Мари дожевала остатки травы, наложила кашицу на рану вокруг наконечника и сверху мох и снова устроила его на камне. Выпрямилась и пошла к воде помыть руки.
– И что теперь?
– А теперь Ригель посторожит его, а ты сходишь за сухой одеждой.
– А ты что?
– А я пойду за мамиными носилками. Постараюсь как можно скорее. – Она присела на корточки рядом с Ригелем. – Останешься здесь. Следи за ним и постарайся не укусить Зору. – Мари посмотрела на девушку и добавила: – А если Ник очнется и захочет напасть на Зору, укуси его!
– Правда? – Зора ухмыльнулась.
Мари улыбнулась ей в ответ:
– Правда. Но не обольщайся. Я думаю, Ник и сесть-то не сможет, не то что напасть.
– В любом случае, приятно, что ты об этом подумала. – Зора протянула руку и осторожно погладила Ригеля по голове. Один раз. Ригель вильнул хвостом. Тоже один раз.
Мари наклонилась к Ригелю:
– Присмотри за Ником и Зорой, а если кто-нибудь появится, спрячься. Пристально посмотрев в глаза собаки, она нарисовала мысленные картины того, что должен был делать Ригель и что – ни в коем случае нет. Пес вилял хвостом и согласно повизгивал, мысленно посылая ей утешительные, наполненные теплом сигналы. – Хорошо. Я тебе верю. Я скоро вернусь. Очень скоро. И я люблю тебя. Мари поцеловала его и припустила трусцой, поманив Зору: – Пошли!
Всю дорогу до купальни она обгоняла Зору, что оказалось нетрудно. Кажется, у девушки не было ни капли выносливости.
– Ты что, вообще никогда не бегала? – удивилась Мари, когда Зора проковыляла к берегу и сложилась пополам, жадно глотая воздух.
– Старалась-не-делать-этого-пока-возможно! – выдохнула та.
– Отнеси это ему, – велела Мари, швыряя Зоре одну из самых старых своих рубах и ночную сорочку. – Вытрешь его насухо рубашкой, только не касайся ран. Потом укроешь чистым. Я скоро вернусь с носилками и, надеюсь, еще с чем-нибудь, что заставит его уснуть, пока мы не дотащим его до норы.

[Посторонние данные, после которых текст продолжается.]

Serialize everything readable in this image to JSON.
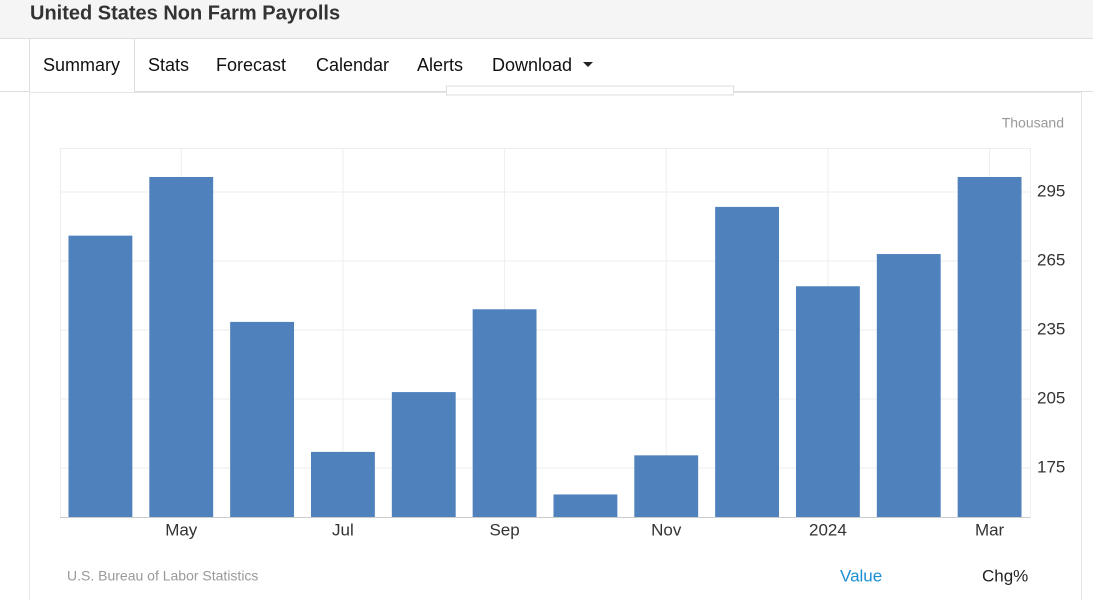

– Погоди, мы что – потащим его вот по этому? – Зора выразительно посмотрела на скользкие камни, по которым они только что спустились. – Прямо вниз?
Мари улыбнулась.
– Ну, тащить его по этим камням наверх было бы еще тяжелее. – Не дожидаясь ответа Зоры, она закончила собирать сухую одежду и побежала домой.
33
По дороге Мари перебирала в памяти все, что когда-либо слышала от Леды про такие серьезные ранения, какие были у Ника. С застрявшим в спине наконечником копья предстояло повозиться. Мари становилось не по себе при мысли о том, сколько всего надо будет сделать: вытащить отломок, промыть рану, а потом взять один из специальных прутьев Леды, прижечь кровоточащие сосуды, чтобы убить любую жуткую инфекцию, которая наверняка успела поселиться в ране.
Ранение представлялось серьезным, но самыми коварными были внутренние кровотечения. Мама звала их немыми убийцами. Мари знала, как их можно обнаружить – однако при беглом осмотре Ника следов таких кровотечений она не заметила. «Но я же не настоящий Целитель и могла что-то проглядеть», – корила она себя, подходя к изгороди колючей куманики и подхватывая трость, чтобы пройти лабиринт.
Мари попыталась избавиться от страха и ощущения бессилия. Действовала она решительно, но чувствовала себя куда менее уверенно. Она прошла в кладовую, где Леда хранила лекарский инвентарь, и принялась за тщательные поиски, попутно вслух перечисляя то, что нужно, чтобы ничего не забыть.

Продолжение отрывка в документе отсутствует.